Italian painter, considered one of the most representative artists of the realist school of Naples. He embarked on legal studies but left these to attend the Reale Istituto di Belle Arti in Naples from 1836 as an external student of landscape painting under Anton Sminck Pitloo (1791-1837). After Pitloo’s death, he studied under Gabriele Smargiassi (1798-1882), whose academic and dogmatic approach he adopted in his own work, along with the fundamentally Romantic spirit informing it. Early works include the Evening Angelus (1838; Vasto, Pinacoteca Civica) and the paintings exhibited in several of the Bourbon Esposizioni Biennali in Naples. Their melancholic mood was a common element in Italian historical landscape painting from the mid-1820s onwards, and it had been inspired by the landscapes of Massimo Tapparelli d’Azeglio.
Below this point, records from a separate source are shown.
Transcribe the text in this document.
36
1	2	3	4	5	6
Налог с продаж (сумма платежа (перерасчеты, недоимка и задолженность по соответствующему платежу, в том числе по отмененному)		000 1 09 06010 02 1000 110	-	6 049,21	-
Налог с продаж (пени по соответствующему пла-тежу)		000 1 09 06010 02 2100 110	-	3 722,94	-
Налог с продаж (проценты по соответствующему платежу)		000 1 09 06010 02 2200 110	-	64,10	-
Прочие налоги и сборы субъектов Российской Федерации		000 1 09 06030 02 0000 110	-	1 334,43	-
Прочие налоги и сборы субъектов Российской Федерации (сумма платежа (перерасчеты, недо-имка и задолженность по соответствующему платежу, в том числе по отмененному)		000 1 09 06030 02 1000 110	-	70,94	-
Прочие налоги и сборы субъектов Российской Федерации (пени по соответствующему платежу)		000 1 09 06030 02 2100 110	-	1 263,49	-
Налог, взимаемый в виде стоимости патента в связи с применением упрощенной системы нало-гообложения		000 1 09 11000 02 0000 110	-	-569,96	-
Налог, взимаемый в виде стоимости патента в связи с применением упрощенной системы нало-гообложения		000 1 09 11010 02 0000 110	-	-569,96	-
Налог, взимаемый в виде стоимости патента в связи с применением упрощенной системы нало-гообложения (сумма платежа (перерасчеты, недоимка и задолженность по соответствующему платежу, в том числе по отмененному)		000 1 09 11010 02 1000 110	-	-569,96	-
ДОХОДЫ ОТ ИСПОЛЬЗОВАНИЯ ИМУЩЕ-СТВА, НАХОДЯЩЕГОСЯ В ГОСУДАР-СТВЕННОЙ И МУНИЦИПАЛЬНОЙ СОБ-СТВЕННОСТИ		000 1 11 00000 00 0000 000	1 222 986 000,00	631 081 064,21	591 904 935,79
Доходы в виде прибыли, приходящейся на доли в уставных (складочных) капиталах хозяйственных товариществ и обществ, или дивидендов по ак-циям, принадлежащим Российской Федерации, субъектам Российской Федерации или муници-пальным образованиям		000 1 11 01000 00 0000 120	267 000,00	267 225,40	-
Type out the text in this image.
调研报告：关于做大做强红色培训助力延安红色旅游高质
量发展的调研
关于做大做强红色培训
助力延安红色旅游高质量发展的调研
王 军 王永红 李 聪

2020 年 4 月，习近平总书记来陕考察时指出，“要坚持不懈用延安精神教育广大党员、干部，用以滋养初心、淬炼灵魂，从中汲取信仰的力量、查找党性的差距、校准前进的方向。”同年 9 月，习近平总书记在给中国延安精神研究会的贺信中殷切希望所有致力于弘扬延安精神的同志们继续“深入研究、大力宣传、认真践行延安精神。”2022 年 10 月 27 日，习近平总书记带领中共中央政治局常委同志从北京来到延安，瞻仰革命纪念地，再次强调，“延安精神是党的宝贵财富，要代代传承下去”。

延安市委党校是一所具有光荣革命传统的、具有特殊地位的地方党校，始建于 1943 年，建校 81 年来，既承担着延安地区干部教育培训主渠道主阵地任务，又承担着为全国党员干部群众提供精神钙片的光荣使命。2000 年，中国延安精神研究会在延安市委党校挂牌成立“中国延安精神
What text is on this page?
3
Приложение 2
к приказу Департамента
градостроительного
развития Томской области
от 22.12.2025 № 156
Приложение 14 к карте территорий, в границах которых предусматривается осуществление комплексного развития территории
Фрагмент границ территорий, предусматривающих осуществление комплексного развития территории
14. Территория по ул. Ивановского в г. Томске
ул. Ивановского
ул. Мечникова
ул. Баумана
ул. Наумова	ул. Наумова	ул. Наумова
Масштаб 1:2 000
Palizzi was among the first to introduce it to Naples. In 1841 Palizzi exhibited several historical landscapes at the Reale Museo Borbonico.

Palizzi’s interest was particularly focused on the study of real life, and his preferences were for modest subjects such as small landscapes and animals. The execution of his subjects is extremely accurate and was often combined with the experimentation with new materials and techniques.

He was chairman of the Accademia in Naples. Palizzi’s works are accessible to the public at the Modern Art Gallery in Rome and at the Capodimonte Museum in Naples.